About 60,000 fish will go into Trout Management Areas, which feature specific angling regulations, such as fly-fishing only and catch-and-release. About 40,000 trout will go into ponds and streams managed as Trout Parks, areas that offer easy access and which will receive multiple stockings throughout the season, generally on a weekly basis. Another 30,000 trout will be stocked in ponds and streams designated as Trophy Trout areas, where the DEP releases larger trout and special regulations may be in effect.
The DEP will also release between 200,000 and 220,000 catchable-sized trout in more than 250 streams that offer public access.

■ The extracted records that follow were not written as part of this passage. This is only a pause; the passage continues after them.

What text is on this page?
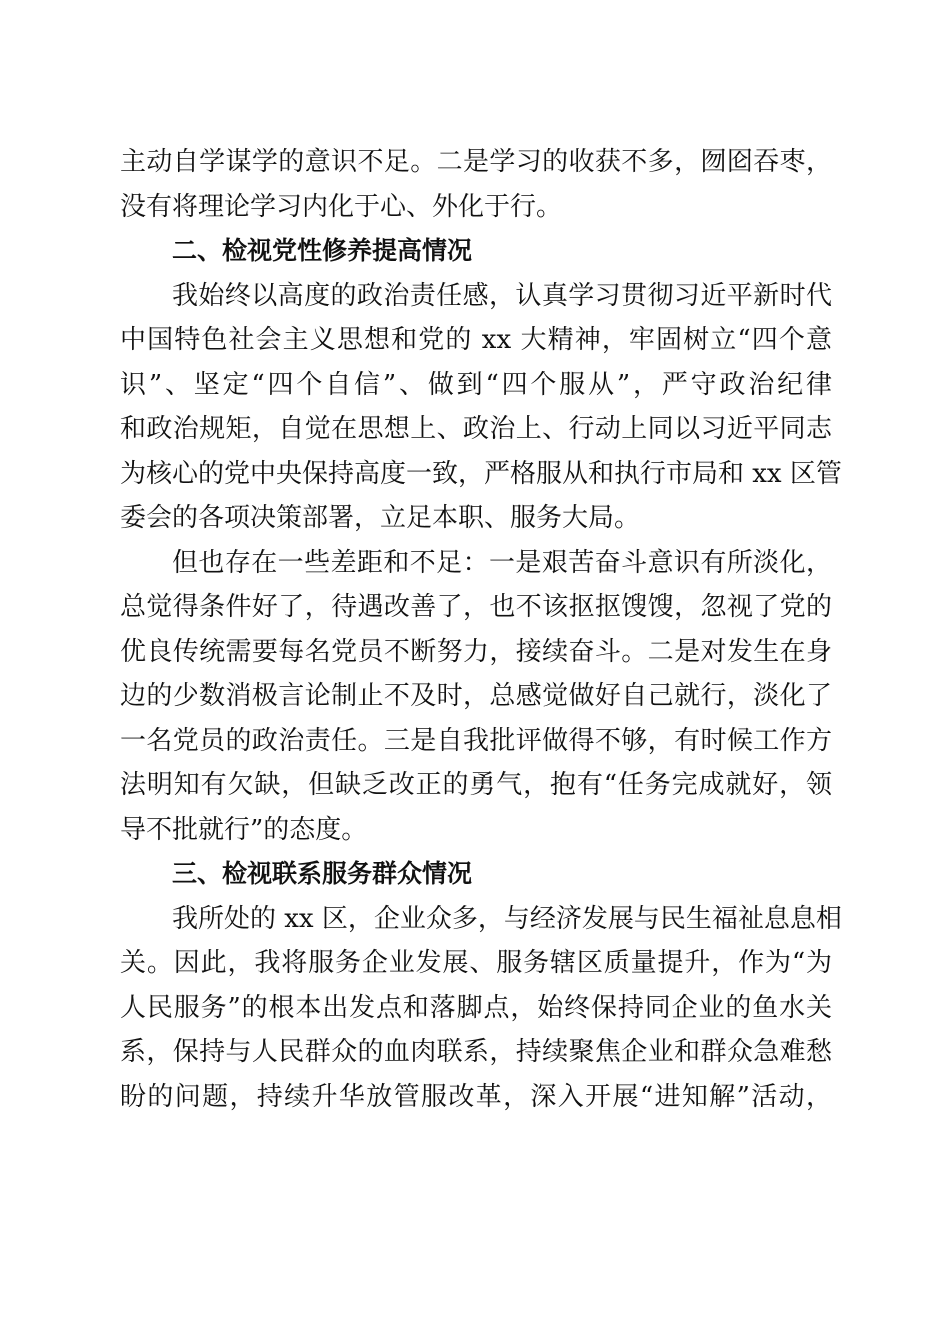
主动自学谋学的意识不足。二是学习的收获不多，囫囵吞枣，
没有将理论学习内化于心、外化于行。
二、检视党性修养提高情况
我始终以高度的政治责任感，认真学习贯彻习近平新时代
中国特色社会主义思想和党的 xx 大精神，牢固树立“四个意
识”、坚定“四个自信”、做到“四个服从”，严守政治纪律
和政治规矩，自觉在思想上、政治上、行动上同以习近平同志
为核心的党中央保持高度一致，严格服从和执行市局和 xx 区管
委会的各项决策部署，立足本职、服务大局。
但也存在一些差距和不足：一是艰苦奋斗意识有所淡化，
总觉得条件好了，待遇改善了，也不该抠抠馊馊，忽视了党的
优良传统需要每名党员不断努力，接续奋斗。二是对发生在身
边的少数消极言论制止不及时，总感觉做好自己就行，淡化了
一名党员的政治责任。三是自我批评做得不够，有时候工作方
法明知有欠缺，但缺乏改正的勇气，抱有“任务完成就好，领
导不批就行”的态度。
三、检视联系服务群众情况
我所处的 xx 区，企业众多，与经济发展与民生福祉息息相
关。因此，我将服务企业发展、服务辖区质量提升，作为“为
人民服务”的根本出发点和落脚点，始终保持同企业的鱼水关
系，保持与人民群众的血肉联系，持续聚焦企业和群众急难愁
盼的问题，持续升华放管服改革，深入开展“进知解”活动，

In addition, the DEP will continue its stocking of sea-run brown trout. About 60,000 fish are scheduled for release in the Farm River in East Haven, Eightmile River in Lyme, the Hammonasset River in Guilford and the Manus River in Greenwich.
For more information on trout fishing in the Nutmeg State, contact the Connecticut DEP at (860) 424-3474, or visit the agency's Web site at www.dep.state.ct.us.
Be sure to ask for the Trout Management Program Guide, 2006 Angler's Guide and A Guide to Lakes and Ponds in Connecticut.
Our smallest state also has fewer freshwater areas than any state in New England, but Rhode Island offers some wonderful trout fishing.
Scattered about the state are some of the finest trout streams in New England, including the Flat River, Falls River, Breakheart Brook and Woods River in Exeter and neighboring towns, and the Big River in West Greenwich.
Certain waters may be governed by special tackle restrictions, so check the fishing regulations. At Deep Pond in Exeter and A.L. Mowry Pond in Smithfield, for example, only artificial lures and flies may be used. Other waters carry special regulations.
Rhode Island fishermen should also note that there will be two free fishing days this season, June 3 and 4, when residents and non-residents are not required to have a freshwater fishing license.